Ein unzweifelhaftes Zeichen, dass Gudensberg, — wie alle Städte im 14. Jahrhundert, — im Aufblühen begriffen war, ist die Anlage einer zweiten oder Neustadt, der sog. Freiheit99a). Die Doppelstädte sind eine eigentümliche Erscheinung des späteren Mittelalters, namentlich des 14. Jahrhunderts, und Landgraf Heinrich II. hat deren verschiedene gegründet. Der Name „Freiheit“, der heute noch an der Stätte haftet, wo die Neustadt gestanden, rührt von den Vergünstigungen, insbesondere von dem Steuererlass auf gewisse Jahre her, der den Bürgern gewährt wurde.

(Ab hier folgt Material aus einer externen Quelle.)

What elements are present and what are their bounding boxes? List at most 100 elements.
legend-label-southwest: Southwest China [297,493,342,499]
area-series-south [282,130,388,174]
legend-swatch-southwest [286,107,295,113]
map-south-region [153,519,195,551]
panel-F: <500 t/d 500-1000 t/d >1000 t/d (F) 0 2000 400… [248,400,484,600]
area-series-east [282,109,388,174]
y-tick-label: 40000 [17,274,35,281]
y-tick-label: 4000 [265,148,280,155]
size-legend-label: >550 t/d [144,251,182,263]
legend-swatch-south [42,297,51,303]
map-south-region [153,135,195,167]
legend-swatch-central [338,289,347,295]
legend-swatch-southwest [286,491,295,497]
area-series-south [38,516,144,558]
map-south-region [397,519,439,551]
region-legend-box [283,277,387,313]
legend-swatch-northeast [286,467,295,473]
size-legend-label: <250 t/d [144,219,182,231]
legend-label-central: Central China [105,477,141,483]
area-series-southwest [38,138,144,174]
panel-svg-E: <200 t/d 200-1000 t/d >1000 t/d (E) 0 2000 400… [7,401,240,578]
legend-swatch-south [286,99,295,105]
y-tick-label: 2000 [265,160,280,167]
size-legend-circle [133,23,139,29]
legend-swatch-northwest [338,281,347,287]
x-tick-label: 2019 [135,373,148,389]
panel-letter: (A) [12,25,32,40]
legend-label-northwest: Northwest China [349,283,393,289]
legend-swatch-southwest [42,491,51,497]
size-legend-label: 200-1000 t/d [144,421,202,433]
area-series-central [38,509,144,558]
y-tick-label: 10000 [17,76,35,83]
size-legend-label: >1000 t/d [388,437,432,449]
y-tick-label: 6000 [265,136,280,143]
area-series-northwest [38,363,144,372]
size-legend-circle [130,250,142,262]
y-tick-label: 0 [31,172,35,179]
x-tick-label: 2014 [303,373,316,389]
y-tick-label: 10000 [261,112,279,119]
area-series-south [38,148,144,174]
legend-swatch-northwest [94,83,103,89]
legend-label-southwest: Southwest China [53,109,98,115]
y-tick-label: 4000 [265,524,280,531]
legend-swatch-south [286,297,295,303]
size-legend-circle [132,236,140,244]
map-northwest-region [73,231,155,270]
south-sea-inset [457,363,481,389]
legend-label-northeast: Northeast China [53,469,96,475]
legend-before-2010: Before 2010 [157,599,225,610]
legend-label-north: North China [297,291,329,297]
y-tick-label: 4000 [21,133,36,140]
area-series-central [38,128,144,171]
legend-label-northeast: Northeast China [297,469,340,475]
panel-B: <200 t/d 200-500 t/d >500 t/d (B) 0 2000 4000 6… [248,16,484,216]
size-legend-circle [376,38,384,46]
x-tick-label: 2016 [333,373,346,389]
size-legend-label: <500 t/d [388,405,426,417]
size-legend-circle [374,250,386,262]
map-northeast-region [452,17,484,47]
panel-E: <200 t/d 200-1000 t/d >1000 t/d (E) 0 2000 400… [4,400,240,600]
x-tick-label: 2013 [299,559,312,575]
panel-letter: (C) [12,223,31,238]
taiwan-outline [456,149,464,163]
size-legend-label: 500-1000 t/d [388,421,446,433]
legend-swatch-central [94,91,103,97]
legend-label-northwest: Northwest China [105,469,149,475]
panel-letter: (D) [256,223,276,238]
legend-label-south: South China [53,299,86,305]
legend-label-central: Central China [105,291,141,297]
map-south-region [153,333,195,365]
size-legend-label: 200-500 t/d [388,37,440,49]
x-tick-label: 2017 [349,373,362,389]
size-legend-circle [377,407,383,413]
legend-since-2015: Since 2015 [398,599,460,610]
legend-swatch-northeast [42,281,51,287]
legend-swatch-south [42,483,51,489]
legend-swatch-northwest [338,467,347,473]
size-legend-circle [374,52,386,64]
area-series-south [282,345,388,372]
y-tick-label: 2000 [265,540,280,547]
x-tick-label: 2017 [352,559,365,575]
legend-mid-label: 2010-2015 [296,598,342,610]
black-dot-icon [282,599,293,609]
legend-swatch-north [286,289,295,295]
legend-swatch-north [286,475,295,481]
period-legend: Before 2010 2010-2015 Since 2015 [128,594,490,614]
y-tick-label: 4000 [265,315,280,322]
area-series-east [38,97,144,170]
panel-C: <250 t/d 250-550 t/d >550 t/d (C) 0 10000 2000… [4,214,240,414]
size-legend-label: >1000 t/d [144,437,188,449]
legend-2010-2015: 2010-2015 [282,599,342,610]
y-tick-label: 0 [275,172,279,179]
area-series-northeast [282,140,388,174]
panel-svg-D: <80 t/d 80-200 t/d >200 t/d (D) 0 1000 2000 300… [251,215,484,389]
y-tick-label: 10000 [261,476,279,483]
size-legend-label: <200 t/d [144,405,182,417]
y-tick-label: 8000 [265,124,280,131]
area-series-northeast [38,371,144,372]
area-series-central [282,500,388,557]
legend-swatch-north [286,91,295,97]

Die Freiheit zu Gudensberg hat nun, wie alle ihre Schwesterstädte, die Eigentümlichkeit, dass sie als gesonderte Stadt mit eigenem Bürgermeister und Rat, mit eigener weltlicher und kirchlicher Verwaltung, auch eigenem Wappen begründet erscheint und alsbald fertig dasteht, — eine Erscheinung, die sich nur daraus erklärt, dass nahegelegene Dorfgemeinden ganz oder doch zum grössten Teile in die schützenden Mauern der neuen Stadt übersiedelten. Daher rühren die ausgegangenen Ortschaften um Gudensberg, — Langenvenne vor dem Kammerberg an der sog. alten Strasse, Karlskirchen und Mittelvenne, letzteres am Ende der jetzt sog. Besser Strasse gelegen, das sich teilweise noch erhielt bis zu der Zerstörung des Jahres 1387. In dem Uebergang der beiden erstgenannten Orte in die neue Stadt mag die noch heute gehörte Sage, dass Gudensberg einst bis an den Odenberg gereicht habe, ihre Deutung erhalten.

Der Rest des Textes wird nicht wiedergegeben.